H. W. Fowler had no use for escapee, calling it “a superfluous word that should not be allowed to usurp the place of escaper. One might as well call deserters desertees.”
Fowler seems to have lost the battle. A newer authority, the Cambridge Guide to English Usage, says that while escaper is the older of the two, escapee now outnumbers escaper 15 to 1 in American and Australian usage. In Britain, the two are much more evenly matched, but escapee still has a majority.
The Cambridge Guide continues:“Other agent words based on escape belong to different worlds altogether.

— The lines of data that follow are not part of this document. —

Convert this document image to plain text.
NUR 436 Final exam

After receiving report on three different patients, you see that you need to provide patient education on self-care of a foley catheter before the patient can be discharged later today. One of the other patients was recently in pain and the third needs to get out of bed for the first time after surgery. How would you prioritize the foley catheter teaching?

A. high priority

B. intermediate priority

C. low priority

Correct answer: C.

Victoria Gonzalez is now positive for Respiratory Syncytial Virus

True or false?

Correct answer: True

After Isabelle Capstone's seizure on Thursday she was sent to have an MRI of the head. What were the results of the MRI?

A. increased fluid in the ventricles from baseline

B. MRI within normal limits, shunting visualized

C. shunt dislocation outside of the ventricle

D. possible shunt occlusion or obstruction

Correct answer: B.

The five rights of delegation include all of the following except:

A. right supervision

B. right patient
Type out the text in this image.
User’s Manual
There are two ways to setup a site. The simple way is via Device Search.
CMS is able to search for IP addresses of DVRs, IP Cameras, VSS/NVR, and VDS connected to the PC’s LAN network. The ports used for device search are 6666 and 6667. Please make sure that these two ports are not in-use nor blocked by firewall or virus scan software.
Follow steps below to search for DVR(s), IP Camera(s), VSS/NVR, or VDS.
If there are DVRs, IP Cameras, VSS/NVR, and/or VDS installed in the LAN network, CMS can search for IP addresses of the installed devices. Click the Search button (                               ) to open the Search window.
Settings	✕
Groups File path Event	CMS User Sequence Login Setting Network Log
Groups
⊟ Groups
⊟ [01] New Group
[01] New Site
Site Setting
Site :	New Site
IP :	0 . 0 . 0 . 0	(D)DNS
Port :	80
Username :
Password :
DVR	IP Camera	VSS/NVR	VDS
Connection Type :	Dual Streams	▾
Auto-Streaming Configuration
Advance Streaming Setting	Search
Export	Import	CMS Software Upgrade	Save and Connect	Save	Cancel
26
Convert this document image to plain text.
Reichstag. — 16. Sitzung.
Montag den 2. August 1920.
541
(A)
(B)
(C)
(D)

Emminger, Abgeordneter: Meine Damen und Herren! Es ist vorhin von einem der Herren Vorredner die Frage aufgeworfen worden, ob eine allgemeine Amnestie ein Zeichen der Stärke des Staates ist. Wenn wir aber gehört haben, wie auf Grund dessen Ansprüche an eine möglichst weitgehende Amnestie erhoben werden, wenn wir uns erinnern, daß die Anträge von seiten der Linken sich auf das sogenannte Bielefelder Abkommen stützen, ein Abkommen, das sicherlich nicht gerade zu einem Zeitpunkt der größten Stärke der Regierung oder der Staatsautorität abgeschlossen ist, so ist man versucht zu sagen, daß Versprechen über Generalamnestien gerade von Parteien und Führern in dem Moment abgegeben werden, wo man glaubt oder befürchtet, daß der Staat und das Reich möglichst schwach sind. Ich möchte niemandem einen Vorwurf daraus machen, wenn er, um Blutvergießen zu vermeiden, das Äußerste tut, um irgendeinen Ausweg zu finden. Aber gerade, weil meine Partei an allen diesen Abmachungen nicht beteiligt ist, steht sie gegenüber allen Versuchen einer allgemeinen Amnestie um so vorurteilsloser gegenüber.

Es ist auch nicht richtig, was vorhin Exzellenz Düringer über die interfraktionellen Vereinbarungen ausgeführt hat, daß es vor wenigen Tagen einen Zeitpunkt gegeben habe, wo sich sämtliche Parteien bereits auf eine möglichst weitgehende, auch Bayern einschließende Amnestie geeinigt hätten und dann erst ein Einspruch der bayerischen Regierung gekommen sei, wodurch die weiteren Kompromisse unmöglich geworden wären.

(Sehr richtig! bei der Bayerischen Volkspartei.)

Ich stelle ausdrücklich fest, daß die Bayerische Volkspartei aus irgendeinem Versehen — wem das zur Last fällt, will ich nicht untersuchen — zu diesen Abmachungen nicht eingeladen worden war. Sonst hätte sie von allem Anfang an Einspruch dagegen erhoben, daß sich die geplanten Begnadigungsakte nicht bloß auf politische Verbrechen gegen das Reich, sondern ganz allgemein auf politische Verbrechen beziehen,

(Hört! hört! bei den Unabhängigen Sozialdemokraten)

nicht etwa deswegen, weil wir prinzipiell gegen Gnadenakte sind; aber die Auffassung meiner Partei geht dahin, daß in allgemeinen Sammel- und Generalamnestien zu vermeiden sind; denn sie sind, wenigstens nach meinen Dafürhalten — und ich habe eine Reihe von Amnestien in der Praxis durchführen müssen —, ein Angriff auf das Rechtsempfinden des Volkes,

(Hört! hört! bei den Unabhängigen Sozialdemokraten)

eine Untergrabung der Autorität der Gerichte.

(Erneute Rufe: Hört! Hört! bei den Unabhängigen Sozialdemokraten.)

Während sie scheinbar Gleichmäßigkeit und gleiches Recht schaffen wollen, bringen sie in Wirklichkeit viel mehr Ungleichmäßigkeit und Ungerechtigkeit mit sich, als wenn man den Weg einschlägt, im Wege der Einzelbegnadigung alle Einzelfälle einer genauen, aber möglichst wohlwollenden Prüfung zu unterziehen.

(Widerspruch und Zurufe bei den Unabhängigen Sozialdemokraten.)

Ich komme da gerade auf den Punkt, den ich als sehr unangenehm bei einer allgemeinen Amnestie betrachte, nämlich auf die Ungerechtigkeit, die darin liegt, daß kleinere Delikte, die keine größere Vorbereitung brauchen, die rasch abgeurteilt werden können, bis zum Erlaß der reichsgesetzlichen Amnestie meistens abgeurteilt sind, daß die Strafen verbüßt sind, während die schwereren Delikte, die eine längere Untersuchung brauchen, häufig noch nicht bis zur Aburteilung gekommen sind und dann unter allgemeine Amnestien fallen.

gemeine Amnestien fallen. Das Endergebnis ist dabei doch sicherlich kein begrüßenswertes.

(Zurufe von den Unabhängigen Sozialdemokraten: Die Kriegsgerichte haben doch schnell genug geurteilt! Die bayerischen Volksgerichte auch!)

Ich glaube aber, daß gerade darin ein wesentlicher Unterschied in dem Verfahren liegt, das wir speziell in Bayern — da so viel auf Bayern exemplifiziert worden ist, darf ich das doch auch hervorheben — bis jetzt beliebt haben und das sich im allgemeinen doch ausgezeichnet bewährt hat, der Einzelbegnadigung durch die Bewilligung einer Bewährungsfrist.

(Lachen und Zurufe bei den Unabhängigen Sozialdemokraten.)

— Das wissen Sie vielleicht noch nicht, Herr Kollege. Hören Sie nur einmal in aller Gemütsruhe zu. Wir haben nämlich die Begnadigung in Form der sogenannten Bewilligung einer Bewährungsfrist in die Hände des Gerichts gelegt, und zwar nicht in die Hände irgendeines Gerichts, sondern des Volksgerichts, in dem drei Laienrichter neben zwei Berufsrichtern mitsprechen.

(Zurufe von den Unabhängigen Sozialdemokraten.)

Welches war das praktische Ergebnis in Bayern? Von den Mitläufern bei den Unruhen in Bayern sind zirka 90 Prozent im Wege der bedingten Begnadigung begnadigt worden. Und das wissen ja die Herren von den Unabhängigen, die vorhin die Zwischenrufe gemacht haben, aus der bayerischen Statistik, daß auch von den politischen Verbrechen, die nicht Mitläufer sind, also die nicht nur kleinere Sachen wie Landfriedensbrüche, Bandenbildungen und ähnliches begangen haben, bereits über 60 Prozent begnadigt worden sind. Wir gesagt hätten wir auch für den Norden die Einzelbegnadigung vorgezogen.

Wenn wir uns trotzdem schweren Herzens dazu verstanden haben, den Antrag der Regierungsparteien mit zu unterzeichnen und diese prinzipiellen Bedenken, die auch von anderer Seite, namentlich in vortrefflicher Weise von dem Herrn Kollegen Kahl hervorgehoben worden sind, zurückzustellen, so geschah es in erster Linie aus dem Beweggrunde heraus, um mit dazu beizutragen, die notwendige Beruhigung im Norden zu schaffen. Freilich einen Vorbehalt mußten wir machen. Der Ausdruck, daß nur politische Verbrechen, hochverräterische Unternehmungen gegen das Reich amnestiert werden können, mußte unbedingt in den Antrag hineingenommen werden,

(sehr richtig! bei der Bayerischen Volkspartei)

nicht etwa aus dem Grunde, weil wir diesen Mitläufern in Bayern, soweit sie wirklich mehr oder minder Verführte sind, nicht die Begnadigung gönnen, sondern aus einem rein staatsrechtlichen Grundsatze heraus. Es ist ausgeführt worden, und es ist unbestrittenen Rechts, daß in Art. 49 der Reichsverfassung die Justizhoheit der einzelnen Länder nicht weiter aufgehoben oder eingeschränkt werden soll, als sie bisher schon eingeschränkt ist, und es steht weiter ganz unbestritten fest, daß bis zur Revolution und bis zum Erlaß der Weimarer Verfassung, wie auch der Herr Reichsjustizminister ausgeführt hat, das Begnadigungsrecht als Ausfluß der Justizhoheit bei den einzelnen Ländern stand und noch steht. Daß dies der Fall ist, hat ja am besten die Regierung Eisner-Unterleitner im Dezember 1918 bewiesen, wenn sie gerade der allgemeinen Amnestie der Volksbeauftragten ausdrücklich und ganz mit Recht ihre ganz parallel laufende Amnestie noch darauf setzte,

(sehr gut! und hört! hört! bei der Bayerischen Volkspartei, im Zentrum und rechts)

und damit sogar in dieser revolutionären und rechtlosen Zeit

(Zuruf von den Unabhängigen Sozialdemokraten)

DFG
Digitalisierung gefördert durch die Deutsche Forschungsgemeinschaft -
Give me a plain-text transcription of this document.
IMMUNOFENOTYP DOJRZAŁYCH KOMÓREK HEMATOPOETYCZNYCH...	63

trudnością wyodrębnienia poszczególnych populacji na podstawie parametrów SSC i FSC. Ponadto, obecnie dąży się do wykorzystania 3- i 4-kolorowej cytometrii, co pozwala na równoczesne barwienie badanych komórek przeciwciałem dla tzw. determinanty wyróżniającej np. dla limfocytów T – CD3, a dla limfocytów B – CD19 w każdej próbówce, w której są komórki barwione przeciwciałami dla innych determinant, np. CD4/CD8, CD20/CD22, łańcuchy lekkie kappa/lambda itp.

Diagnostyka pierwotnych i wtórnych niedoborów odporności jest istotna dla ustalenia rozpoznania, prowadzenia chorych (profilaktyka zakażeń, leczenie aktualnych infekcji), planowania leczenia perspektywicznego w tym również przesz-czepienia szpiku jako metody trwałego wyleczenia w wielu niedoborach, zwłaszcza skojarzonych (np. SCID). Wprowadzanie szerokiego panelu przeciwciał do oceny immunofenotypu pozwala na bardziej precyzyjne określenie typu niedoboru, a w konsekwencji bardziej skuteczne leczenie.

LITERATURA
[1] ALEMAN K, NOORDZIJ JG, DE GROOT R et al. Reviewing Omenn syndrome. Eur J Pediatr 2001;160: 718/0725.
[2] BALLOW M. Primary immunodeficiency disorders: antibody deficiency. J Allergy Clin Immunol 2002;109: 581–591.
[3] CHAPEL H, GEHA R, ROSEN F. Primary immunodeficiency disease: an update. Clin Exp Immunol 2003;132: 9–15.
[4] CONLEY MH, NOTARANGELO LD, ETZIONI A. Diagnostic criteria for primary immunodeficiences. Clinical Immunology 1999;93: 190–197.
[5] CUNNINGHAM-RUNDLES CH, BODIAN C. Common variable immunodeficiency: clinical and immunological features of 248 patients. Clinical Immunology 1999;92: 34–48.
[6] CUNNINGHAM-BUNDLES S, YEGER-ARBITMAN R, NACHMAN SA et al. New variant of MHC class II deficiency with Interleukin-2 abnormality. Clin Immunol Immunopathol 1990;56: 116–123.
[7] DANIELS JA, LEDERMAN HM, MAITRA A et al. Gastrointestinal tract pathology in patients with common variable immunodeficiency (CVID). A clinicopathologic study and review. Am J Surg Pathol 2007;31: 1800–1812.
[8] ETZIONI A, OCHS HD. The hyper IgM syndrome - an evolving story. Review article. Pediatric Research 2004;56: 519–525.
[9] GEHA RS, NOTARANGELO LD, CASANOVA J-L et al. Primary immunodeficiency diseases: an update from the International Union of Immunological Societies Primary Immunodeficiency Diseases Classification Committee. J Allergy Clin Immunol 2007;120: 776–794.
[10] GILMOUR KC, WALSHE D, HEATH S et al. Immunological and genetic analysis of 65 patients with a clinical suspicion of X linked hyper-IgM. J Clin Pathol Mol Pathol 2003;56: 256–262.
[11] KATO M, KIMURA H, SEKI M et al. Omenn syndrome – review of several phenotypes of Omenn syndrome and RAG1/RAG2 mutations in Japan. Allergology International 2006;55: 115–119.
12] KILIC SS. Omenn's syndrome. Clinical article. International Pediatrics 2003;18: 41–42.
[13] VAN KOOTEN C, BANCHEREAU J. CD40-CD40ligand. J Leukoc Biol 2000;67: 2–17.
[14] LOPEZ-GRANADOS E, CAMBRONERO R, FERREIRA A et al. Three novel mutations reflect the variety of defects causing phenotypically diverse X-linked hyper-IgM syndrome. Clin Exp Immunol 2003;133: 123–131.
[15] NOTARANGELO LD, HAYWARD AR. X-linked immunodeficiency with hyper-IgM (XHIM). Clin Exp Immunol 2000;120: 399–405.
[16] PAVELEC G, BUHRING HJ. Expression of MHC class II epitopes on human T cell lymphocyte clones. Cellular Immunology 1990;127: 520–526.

For an escapist, it’s all in the mind, and for the escapologist, it is the dramatic art or sport of extricating yourself Houdini-like from seemingly inescapable cages, chains or ropes.”
When the bow breaks, the cradle will sink:
“In June, he earned a lot of attention after launching a verbal shot across the opposition’s bough at the state Democratic Party’s Northwest Arkansas office opening.”
“I was recently put down by a so-called friend for saying ‘chomping at the bit.’ I was told the correct term is ‘champing at the bit’ and ‘chomping’ was a redneck term. Is this true?”
Random House says that “champ,” as in “to bite upon or grind, especially impatiently; to chew vigorously or noisily” can be pronounced either “champ” or “chomp.” The spelling “chomp” is acceptable also, though “champ” is said to be more common.
From the classifieds:
“ENGINEER, PE. Application deadline: August 6, 2005. Grade 22 — Salary is commiserate with experience.”
They mean commensurate. The engineers won’t notice.
Louise Tribble says an article on a TV station’s web site told of four firefighters being electrocuted, but went on to say they were in stable condition at a local hospital. She writes: “I always assumed that electrocution meant death by means of electrical shock.” It does.